What’s interesting is that the generations now are being raised with technology. I see six-year-olds with iPhones and iPads, right? I don’t think I even had my first cell phone till I was 30. And I don’t think I had my first smartphone till I was 35. And my first computer, I think I got in my late twenties so we didn’t grow up with these technologies.

And I’m certainly seeing a change when I x-ray some of the younger people now, because when I first started practicing 29 years ago, it was not that common to see a lot of loss of the cervical curve, or reversal of the curve, or that forward head posture. Now, when I routinely x-ray people under 30, I see it very often, especially in the generation that grew up with the cell phones and the computers. So, it’s much more common. This forward head posture has really been studied a bit, and it shows with people with lost cervical curve and forward head posture have headaches much more frequently. And there’s even a couple of studies out there that suggest that people with these forward head postures don’t live as long, and were nowhere near as healthy as people with proper alignment and proper curves in the neck.

That’s why chiropractic is so important today in restoring the curve, improving mechanics, and getting better alignment.
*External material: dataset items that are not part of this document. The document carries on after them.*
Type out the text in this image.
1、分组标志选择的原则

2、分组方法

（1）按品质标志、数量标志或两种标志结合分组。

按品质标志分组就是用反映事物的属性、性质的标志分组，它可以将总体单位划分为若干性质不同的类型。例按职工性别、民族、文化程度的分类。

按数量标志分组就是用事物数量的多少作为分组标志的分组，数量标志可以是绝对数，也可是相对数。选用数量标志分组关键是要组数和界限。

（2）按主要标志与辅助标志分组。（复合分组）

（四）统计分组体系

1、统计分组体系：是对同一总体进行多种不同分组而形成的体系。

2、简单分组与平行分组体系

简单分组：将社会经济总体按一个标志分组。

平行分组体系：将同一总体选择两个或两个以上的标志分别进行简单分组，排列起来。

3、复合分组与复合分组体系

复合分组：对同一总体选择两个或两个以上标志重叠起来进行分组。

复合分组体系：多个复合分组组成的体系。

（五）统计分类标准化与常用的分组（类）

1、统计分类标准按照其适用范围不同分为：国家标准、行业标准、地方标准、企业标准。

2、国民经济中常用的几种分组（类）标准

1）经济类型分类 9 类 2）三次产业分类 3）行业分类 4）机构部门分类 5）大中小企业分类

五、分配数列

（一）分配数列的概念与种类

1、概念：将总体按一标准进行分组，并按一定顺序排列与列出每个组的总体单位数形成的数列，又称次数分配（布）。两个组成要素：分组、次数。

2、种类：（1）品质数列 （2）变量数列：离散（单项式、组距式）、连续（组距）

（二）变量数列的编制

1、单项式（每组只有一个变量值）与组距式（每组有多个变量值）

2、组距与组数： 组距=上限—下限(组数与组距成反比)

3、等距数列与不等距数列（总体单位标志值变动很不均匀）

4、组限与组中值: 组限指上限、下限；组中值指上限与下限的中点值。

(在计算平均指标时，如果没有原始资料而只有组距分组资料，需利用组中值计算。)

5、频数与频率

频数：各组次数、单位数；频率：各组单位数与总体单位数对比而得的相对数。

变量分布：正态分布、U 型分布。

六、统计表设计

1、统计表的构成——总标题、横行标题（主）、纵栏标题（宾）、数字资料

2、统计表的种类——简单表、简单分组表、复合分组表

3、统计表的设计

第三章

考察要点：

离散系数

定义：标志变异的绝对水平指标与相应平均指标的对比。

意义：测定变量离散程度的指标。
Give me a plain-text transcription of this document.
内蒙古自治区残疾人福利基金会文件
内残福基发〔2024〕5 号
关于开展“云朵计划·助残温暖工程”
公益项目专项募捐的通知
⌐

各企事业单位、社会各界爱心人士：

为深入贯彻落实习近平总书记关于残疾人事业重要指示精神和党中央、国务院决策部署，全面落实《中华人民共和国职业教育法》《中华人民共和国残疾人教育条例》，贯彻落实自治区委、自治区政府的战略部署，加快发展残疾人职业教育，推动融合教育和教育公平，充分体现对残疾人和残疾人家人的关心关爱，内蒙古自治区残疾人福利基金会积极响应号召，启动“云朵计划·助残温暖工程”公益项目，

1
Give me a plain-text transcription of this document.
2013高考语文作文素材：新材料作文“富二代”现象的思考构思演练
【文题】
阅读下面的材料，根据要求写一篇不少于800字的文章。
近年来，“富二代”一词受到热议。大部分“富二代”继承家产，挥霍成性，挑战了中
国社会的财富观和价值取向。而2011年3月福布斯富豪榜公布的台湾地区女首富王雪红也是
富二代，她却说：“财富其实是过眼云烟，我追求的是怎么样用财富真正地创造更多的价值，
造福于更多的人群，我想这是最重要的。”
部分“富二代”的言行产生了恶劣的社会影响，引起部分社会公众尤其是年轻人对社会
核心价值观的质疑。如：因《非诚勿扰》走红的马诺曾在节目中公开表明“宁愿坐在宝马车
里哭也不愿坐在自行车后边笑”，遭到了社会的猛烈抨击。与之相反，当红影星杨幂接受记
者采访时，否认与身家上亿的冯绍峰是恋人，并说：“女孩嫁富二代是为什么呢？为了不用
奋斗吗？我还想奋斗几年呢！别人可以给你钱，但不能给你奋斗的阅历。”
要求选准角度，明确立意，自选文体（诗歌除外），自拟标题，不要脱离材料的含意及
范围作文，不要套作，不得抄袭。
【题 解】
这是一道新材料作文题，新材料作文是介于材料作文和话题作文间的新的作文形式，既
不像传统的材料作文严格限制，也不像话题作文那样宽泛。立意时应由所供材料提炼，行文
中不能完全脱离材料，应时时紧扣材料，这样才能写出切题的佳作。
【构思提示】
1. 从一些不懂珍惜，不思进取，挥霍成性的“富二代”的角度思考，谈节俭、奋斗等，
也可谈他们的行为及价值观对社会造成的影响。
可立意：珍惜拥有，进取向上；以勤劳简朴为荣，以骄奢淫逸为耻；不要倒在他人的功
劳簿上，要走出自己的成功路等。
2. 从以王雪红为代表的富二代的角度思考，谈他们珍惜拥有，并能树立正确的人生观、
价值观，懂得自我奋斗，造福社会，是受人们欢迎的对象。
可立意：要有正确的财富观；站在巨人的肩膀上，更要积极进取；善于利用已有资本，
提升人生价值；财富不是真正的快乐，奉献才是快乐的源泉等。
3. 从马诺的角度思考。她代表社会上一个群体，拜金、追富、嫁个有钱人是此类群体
Because if the mechanics are not restored, we limit how much flow of nerve energy. And also, when things aren’t lined up, we can see an increased amount of degenerative change or arthritic change, bone spurs, disc height loss. Because when things aren’t mechanically smooth, we’ll start to see more wear and tear because there’s more grinding and more pressure on these nerves.

We’ve all seen that 70-year-old guy all hunched over and he didn’t just wake up one day, look in the mirror and say, “What happened to me?” These things happen slowly over time and develop. And that’s why it’s important for periodic checkups for adults, and children as well, to prevent tech neck and limit and mitigate the effects of tension headaches and these problems in your life.

Are there any other problems in the neck that could cause headaches that we haven’t discussed?

Dr. Gregg Rubinstein: Well, there are a lot of different causes of headaches. Very often they are vertebrogenic or caused by misalignments and problems in the neck. But something that’s very important to talk about is, you need to rule out other serious causes of headaches.

There are some space occupying lesions, tumors that can grow in the brain that can cause headaches. It’s very important if you have intractable headaches that are not going away and not responding to chiropractic care, that very often we’ll refer that patient out for maybe a CAT scan or an MRI. Sometimes when we come across cases like that is very important. There are headaches related to cardiovascular issues, particularly if someone’s having a stroke, they’ll have headache, dizziness and other signs and symptoms.

It’s very important to be diligent and not just say, “Oh yeah, it’s just another routine type of headache.” There are additional studies that can be done to make sure that we rule out any more significant complicating factors and other significant or serious types of disease processes that can cause headaches. Just know that every chiropractor is trained to do a proper examination and to determine if it’s a chiropractic case or if it needs to be referred out.